Recorrió el pasillo y llegó ante la puerta. Golpeó un par de veces con los nudillos y accionó el picaporte. El despacho estaba vacío.

Se quedó un instante, perplejo, en el pasillo. Decidió entrar de todos modos. Estaba ansioso por comprobar si su idea se correspondía con la realidad, y Nicolas no le reprocharía que lo hubiera hecho en su ausencia.

En el escritorio de madera encontró el legajo con todos los informes y los expedientes relativos al caso. Lo abrió y buscó el sobre que contenía las fotos de la casa de Alien Yoshida que les había llevado Froben después de la inspección del lugar. Las estudió atentamente. Se sentó al escritorio, cogió el teléfono y marcó el número del comisario de Niza.

—¿Froben?

—Sí, ¿quién habla?

—Hola, Claude, soy Frank.

—Hola, yanqui. ¿Cómo andas?

—¿Puedo hacerte una pregunta?

—Ya he leído los periódicos. ¿Las cosas están de veras tan mal?

—Sí. Pero incluso suspiramos de alivio porque no son todavía peores.

—Qué desastre… Dime, ¿en qué puedo ayudarte?

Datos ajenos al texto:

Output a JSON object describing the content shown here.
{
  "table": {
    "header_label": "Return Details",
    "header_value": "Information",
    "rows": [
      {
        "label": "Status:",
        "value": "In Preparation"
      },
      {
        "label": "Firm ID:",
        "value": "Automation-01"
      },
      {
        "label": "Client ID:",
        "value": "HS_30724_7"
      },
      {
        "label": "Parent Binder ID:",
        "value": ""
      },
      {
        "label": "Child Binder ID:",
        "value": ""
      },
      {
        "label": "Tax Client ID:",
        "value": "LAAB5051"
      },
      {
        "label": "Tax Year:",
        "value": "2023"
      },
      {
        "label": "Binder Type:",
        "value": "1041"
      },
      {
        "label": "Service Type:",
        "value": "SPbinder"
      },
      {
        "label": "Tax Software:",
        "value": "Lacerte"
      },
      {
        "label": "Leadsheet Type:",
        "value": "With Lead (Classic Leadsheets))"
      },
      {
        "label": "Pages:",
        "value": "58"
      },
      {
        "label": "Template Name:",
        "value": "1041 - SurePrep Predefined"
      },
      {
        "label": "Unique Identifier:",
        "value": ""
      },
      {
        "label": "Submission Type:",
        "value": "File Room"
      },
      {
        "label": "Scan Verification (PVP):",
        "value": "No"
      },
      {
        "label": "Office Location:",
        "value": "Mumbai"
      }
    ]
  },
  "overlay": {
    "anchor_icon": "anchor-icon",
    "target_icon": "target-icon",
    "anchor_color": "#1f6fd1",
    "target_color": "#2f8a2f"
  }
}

—Respóndeme a un par de preguntas.

—Te escucho.

—En la casa de Yoshida, ¿sabes si alguien había tocado algo antes de que llegarais vosotros a hacer el registro y las fotos?

—No creo. La criada que descubrió la habitación del crimen ni siquiera entró; por poco se desmayó al ver toda aquella sangre. Llamó enseguida a los de seguridad. Como recordarás, Valmeere, el jefe de los vigilantes, es expolicía y conoce el procedimiento. Nosotros, como es obvio, no hemos tocado nada. Las fotos que os he dado son de la casa tal como la encontramos.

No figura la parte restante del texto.